Wanderley Guilherme: Calote ideológico
O Conversa Afiada reproduz artigo de Wanderley Guilherme dos Santos, extraído do blog Segunda Opinião:
Calote ideológico
Revela-se em práticas contrárias às expectativas dos eleitores sem satisfações convincentes. Entende-se porque afeta mais a políticos de esquerda do que a conservadores. Estes trabalham a favor do status quo e contam com a inércia das instituições, dos grupos de interesses com nexos consolidados e da burocracia estatal, sempre temerosa e insegura face a mudanças. Por definição, de operadores à esquerda esperam-se sacudidas nos navegadores do aparelho de estado, reorganização dos grupos de interesse com acesso privilegiado ao poder e reformas significativas nas instituições. Nunca fáceis de realizar, nem todas, nem ao mesmo tempo. Desvios em relação a compromissos anteriores, e até mesmo sua completa rejeição, provocam forte desapontamentos em tradicionais seguidores, afetados por quebra de históricos contratos sociais. Diferenças em relação ao eleitorado de um tipo ou de outro se expressam no apoio continuado dos conservadores a Angela Merkel, na Alemanha, e no repúdio da opinião democrata ao desempenho de Barack Obama, nos Estados Unidos.
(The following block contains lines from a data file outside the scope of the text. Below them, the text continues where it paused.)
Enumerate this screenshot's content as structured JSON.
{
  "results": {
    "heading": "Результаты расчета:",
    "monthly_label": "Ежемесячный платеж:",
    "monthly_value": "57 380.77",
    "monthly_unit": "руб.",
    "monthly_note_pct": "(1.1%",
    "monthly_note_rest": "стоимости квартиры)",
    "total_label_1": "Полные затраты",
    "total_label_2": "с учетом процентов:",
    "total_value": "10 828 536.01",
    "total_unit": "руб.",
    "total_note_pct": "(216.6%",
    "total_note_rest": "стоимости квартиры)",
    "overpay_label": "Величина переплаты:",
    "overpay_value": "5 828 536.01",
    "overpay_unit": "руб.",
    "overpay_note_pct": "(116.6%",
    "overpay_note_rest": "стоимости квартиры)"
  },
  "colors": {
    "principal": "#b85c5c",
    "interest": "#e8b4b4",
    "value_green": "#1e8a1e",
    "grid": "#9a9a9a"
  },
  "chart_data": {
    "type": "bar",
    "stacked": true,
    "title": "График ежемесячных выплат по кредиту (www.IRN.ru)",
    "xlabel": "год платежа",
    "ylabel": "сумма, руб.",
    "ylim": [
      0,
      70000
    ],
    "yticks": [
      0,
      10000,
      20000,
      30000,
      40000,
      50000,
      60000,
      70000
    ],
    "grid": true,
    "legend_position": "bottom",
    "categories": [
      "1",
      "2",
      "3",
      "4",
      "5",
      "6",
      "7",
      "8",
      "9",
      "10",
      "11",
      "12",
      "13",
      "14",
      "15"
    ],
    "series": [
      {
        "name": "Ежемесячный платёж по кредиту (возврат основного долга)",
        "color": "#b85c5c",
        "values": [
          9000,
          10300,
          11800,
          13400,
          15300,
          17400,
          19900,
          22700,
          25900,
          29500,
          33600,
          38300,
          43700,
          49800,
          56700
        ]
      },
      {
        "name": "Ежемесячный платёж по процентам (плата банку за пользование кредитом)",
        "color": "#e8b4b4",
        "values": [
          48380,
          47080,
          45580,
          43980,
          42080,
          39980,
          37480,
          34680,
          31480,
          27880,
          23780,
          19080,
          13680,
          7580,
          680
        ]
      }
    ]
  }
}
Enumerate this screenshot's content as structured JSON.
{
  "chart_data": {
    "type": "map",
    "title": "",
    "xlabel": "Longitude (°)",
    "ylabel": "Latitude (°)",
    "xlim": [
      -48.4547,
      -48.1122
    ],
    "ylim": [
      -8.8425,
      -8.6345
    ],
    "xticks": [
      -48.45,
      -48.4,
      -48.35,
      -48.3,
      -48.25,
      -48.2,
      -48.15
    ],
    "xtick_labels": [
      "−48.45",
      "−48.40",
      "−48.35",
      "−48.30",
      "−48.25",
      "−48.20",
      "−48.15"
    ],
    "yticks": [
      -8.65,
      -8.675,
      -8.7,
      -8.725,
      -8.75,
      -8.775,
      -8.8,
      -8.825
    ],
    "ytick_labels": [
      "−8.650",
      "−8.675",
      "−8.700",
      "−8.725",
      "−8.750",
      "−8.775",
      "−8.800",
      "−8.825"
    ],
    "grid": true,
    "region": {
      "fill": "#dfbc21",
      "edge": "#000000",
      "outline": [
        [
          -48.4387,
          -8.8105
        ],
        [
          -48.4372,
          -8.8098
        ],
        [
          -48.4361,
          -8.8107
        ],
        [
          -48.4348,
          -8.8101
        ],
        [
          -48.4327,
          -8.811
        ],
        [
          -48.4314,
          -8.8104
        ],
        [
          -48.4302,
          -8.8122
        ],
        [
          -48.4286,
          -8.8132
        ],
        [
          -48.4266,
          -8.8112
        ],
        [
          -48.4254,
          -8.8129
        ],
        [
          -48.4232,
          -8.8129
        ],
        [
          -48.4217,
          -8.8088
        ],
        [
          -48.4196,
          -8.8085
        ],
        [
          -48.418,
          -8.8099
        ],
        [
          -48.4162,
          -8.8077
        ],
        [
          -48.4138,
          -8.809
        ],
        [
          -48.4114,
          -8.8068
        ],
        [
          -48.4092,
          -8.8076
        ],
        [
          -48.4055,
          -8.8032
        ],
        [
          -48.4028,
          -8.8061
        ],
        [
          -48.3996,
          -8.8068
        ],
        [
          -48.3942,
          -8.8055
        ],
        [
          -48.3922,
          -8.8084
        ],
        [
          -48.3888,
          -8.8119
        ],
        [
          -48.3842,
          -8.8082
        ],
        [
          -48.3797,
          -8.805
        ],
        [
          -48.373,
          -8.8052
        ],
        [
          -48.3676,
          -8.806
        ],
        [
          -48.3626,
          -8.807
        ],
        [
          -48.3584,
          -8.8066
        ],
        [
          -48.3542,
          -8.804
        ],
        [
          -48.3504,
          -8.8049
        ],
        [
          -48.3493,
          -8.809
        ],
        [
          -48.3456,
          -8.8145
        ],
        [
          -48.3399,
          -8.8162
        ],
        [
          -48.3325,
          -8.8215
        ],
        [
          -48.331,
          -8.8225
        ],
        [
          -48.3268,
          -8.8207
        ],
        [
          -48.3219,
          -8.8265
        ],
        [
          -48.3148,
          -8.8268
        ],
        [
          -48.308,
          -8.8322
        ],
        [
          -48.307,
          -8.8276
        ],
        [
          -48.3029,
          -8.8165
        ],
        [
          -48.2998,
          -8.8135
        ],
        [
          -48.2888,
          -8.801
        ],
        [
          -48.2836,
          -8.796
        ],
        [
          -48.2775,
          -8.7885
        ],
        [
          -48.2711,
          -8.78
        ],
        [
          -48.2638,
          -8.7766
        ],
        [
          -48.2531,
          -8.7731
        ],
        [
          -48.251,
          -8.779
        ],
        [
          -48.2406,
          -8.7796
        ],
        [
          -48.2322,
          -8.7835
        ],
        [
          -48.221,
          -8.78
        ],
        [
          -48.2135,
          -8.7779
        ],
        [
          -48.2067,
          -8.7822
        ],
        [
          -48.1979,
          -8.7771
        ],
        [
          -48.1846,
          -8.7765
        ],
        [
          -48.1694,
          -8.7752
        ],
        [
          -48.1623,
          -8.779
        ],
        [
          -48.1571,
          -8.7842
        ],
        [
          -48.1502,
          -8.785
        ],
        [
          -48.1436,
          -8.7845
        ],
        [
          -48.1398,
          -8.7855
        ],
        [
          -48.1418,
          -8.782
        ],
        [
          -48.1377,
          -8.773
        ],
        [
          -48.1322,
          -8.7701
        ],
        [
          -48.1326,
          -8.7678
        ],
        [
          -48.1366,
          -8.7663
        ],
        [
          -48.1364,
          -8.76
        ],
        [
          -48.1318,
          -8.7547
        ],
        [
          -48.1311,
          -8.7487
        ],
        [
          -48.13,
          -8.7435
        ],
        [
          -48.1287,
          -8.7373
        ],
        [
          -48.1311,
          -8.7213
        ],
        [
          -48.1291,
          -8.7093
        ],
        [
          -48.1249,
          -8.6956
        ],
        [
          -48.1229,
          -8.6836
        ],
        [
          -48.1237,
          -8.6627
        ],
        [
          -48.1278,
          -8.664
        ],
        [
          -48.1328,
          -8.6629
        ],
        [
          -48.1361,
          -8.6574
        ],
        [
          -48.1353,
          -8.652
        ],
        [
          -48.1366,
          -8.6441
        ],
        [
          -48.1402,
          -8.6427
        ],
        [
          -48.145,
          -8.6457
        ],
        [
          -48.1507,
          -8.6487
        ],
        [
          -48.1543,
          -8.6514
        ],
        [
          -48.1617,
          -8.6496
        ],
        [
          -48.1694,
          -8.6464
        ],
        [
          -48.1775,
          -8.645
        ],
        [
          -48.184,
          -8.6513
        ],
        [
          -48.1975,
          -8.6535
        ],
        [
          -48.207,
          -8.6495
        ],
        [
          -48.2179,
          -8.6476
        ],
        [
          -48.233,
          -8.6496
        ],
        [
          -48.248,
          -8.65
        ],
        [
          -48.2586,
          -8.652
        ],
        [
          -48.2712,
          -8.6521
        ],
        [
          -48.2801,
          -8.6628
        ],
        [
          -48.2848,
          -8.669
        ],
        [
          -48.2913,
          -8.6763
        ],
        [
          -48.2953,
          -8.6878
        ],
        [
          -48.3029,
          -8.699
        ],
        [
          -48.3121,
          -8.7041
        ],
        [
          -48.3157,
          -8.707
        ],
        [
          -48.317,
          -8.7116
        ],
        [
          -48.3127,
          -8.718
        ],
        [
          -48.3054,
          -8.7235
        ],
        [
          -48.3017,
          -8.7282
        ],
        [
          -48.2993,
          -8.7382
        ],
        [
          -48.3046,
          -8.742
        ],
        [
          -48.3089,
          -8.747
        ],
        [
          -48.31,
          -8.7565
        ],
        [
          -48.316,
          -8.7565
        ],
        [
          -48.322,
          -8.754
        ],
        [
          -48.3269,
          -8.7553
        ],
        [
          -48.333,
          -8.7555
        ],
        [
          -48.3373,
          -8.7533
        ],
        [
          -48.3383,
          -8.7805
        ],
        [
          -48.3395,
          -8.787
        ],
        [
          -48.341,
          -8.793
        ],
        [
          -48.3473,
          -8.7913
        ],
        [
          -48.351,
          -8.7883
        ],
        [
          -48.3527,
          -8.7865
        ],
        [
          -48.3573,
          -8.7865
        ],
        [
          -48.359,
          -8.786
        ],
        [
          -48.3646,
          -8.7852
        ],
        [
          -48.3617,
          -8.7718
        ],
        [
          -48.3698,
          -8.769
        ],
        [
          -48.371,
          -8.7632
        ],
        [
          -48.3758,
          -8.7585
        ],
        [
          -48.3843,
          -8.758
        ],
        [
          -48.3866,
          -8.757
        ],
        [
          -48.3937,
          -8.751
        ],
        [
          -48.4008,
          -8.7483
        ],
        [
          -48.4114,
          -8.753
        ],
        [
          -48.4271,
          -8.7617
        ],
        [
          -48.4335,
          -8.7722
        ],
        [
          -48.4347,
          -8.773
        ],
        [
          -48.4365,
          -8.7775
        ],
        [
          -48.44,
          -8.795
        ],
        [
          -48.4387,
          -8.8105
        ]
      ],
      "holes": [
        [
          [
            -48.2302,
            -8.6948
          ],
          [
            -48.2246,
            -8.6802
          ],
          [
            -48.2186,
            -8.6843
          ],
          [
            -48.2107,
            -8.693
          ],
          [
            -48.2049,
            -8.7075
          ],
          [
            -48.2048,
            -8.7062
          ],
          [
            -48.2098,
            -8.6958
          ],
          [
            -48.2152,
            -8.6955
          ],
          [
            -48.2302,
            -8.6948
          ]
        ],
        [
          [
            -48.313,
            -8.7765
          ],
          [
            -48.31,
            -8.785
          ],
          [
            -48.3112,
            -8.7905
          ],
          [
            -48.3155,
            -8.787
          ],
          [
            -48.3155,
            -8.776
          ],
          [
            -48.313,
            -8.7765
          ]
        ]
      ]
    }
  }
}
Jânio Quadros talvez tenha sido o mais espetacular exemplo brasileiro de calote ideológico, tal como recebido por seu eleitorado. Dele tudo era esperado, mesmo algumas excentricidades quanto ao uso de biquínis e brigas de galo, jamais, entre outros imprevistos, uma condecoração a Che Guevara. O vira casaca de Fernando Henrique Cardoso, notório estudioso de Marx e Weber, só surpreendeu pequena parte de seus eleitores. A maioria desejava precisamente que se transformasse em polido adversário do Partido dos Trabalhadores, o que fez e em que persevera, agora com frequência desdenhando a polidez. Jânio nunca recusou o juízo de seu eleitorado, Fernando Henrique insiste na tese de que não abandonou o campo progressista, este é que teria tomado rumos de imprudente heterodoxia. Há versões de que a queda de João Goulart tenha resultado de dramático aprofundamento entre a estratégia reformista do presidente e as táticas agônicas de vários grupos de esquerda. E Dilma Rousseff?
A discrepância entre a campanha eleitoral e o aparente sentido que deu a seu segundo mandato é óbvia. O descontentamento pontual de grande parte de seu eleitorado é genuíno e legítimo. A ausência de satisfações a quem de direito é incompreensível, as declarações de que preside novo estágio do mesmo programa popular de governo sugere, na mais caridosa das interpretações, que aposta no tempo como argumento definitivo de sua correção. E se o tempo houver pedido matrícula nas fileiras oposicionistas?